One final point to consider about language is the switch at the beginning of Part Two to a more diary-like perspective. While drawing the reader more intimately and immediately into the experience of the narrator, it also serves to highlight the beginnings of the narrator's (Andy's) thematically relevant transition from a story teller to a story liver. In other words, he's no longer telling the story to hide from himself, but to explore, understand, and ultimately free himself.
The novel's structure is essentially linear, moving from event to event in chronological order. To a certain degree Part One falls outside this structure, serving more as set up or exposition, exploring (in a self-absorbed detail quite relevant to the story) the nature of the characters and their relationships before the narrative sends them on their more plot-defined journeys of transformation. That said, however, the groundwork laid in Part One is ultimately essential for the full meaning and scope of that transformation to become apparent.
Parts Two and Three are clearly divided into stages of that transformation. Part Two takes the central characters into the apparently helpless, self-absorbed depths they need to be transformed from. The beginning of Part Three takes Andy and Claire on physical journeys (Andy to his home in Portland, Claire to Tobias in New York) that eventually prove to them the necessity of taking the emotional/spiritual journey into a stronger, more active sense of independence. In short, the beginning of Part Three marks the beginning of Claire and Andy's final, climactic process of transformation from people who hide themselves behind stories into people who reveal themselves IN stories. It's interesting to note here that Dag, the character who doesn't come to a thematically relevant transcendence of self hiding the same way that Andy and Claire do, doesn't take a physical journey but stays in Palm Springs.

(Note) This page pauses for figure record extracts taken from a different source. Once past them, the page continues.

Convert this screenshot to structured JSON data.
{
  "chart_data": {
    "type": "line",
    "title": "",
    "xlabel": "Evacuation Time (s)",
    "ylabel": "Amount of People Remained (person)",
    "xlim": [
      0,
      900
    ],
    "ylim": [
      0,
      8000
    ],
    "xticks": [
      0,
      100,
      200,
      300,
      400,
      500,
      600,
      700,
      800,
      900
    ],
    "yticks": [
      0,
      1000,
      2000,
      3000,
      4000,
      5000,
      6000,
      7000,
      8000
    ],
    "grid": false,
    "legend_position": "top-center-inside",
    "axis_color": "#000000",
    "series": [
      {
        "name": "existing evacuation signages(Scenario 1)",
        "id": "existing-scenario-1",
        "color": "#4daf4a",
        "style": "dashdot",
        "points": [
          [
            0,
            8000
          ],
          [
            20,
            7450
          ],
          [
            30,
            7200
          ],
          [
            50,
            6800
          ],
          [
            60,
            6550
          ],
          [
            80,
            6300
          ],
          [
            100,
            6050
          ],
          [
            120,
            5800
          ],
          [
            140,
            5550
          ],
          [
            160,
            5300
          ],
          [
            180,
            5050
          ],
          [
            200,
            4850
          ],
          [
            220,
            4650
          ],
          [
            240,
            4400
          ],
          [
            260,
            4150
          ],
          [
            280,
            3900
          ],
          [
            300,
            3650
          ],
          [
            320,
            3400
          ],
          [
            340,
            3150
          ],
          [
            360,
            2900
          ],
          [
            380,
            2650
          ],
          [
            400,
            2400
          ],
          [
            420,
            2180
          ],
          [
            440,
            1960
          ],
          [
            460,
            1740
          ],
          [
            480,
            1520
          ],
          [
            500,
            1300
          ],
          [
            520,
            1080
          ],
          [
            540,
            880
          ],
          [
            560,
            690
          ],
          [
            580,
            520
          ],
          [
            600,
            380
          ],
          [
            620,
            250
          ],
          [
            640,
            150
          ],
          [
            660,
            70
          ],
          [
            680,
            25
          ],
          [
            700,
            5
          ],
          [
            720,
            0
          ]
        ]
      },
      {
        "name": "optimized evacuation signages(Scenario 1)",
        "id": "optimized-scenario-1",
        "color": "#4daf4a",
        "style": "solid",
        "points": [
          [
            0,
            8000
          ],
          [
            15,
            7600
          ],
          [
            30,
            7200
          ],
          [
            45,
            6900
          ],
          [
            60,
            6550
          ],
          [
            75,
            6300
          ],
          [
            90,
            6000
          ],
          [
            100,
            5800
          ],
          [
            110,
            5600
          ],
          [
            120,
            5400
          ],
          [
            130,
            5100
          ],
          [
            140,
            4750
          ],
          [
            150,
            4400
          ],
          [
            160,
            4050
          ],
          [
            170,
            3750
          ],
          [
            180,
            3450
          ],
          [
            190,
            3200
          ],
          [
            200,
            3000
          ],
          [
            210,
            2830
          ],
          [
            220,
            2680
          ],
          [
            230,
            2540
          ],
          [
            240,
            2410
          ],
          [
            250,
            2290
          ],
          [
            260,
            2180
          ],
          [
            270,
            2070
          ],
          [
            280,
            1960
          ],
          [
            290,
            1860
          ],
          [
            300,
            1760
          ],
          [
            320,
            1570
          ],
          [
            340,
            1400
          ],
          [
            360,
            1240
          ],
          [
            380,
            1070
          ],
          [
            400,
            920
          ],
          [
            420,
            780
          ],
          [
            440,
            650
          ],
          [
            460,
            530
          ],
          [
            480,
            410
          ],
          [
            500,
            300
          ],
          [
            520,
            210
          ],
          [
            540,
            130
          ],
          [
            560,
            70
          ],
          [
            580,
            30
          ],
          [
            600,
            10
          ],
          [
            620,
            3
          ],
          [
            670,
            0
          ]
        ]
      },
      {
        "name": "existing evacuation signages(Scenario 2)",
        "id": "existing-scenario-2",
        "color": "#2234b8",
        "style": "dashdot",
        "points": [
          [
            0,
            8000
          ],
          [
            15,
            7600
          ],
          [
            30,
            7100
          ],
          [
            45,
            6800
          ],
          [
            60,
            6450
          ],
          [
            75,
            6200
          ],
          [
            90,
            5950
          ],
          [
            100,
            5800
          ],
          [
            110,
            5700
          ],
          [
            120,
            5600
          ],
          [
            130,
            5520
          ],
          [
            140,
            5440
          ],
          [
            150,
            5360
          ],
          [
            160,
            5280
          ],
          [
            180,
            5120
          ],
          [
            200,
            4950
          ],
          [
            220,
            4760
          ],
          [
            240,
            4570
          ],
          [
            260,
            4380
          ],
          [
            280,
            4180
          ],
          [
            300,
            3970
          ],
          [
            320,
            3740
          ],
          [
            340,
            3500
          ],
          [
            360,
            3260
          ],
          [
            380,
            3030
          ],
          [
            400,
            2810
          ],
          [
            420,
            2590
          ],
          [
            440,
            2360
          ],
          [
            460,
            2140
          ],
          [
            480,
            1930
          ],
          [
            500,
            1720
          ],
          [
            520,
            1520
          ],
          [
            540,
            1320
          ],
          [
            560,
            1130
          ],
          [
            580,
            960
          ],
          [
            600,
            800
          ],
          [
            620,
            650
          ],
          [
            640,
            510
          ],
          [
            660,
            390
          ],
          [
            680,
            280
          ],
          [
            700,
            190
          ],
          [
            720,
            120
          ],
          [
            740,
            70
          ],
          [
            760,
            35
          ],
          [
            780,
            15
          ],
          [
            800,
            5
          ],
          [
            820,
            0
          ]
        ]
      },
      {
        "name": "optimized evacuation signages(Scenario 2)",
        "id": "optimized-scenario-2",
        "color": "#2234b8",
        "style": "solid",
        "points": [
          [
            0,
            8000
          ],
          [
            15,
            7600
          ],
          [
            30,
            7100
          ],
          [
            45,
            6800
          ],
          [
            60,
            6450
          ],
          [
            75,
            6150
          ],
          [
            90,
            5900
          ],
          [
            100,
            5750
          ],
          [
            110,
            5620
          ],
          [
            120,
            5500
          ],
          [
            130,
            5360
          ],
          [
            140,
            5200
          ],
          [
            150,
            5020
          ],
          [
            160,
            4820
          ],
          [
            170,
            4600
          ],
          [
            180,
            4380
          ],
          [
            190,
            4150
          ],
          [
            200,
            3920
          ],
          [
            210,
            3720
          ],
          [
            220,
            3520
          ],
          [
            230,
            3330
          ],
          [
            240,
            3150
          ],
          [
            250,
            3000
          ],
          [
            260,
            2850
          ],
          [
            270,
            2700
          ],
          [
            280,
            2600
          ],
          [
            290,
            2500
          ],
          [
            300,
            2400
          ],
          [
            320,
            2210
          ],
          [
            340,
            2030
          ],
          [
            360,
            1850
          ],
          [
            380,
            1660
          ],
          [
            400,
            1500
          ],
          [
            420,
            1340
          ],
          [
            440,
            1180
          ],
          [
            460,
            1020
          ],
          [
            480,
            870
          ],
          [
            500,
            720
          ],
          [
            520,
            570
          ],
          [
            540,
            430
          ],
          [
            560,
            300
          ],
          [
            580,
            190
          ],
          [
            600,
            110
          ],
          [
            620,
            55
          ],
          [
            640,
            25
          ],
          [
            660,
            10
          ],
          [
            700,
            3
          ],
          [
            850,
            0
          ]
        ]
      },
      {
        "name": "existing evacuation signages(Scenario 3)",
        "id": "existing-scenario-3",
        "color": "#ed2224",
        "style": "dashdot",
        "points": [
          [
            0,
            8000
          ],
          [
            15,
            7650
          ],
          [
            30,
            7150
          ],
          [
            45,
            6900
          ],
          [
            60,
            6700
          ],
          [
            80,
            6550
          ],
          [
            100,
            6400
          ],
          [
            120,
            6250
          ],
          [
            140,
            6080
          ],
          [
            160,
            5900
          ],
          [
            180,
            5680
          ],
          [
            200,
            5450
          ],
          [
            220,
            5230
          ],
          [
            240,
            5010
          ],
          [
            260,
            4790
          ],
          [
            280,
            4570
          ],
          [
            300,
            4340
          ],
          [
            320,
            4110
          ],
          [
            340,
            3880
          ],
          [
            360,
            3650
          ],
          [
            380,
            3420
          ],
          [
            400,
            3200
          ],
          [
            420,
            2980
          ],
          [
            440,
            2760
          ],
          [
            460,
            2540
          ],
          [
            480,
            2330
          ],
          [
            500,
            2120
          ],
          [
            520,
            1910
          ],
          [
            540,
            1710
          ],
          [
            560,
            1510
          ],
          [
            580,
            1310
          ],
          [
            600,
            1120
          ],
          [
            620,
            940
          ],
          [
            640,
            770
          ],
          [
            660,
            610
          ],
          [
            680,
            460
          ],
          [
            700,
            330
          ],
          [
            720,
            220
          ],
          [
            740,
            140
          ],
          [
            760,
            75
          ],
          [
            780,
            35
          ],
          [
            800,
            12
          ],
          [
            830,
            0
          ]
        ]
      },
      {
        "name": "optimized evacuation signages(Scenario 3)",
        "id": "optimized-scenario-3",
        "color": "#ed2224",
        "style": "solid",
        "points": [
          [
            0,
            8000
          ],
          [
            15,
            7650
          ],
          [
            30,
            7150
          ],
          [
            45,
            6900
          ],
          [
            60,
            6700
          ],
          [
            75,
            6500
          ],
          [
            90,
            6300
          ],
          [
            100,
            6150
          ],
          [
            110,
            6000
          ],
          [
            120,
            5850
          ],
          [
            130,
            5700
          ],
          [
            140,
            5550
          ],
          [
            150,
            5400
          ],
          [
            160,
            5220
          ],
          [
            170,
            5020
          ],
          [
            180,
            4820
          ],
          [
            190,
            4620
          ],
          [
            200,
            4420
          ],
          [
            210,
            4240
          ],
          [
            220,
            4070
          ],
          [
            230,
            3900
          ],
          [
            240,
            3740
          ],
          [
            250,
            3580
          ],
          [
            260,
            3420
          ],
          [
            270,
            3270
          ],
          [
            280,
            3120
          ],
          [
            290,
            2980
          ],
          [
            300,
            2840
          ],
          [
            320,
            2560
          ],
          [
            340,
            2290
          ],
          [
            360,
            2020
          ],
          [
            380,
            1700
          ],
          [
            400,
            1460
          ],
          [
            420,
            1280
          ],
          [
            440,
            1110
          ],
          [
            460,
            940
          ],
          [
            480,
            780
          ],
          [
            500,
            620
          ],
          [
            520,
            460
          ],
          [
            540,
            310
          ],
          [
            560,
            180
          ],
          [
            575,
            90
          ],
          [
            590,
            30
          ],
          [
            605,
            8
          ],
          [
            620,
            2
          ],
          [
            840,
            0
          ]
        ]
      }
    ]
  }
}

The novel's final chapter is set on January 1st, New Year's Day - the end of the book, but the beginning of a new millennium in the life of the world (see "Setting" above) and the beginning of new life for the characters. In other words, structurally ending the book at a time of new beginnings makes the interesting suggestion that the life cycle and experience of Generation X is like that of every other generation that's inhabited the planet. What is new comes into being at the same time as the old is fading into eternal silence, an aspect of the universe's perpetual process of destruction and renewal that's also symbolized in the final visual image of the burnt, black, dead land and the soaring, white, almost unbearably alive white bird. For further consideration of this image, see "Objects/Places - The Black Field and the White Bird."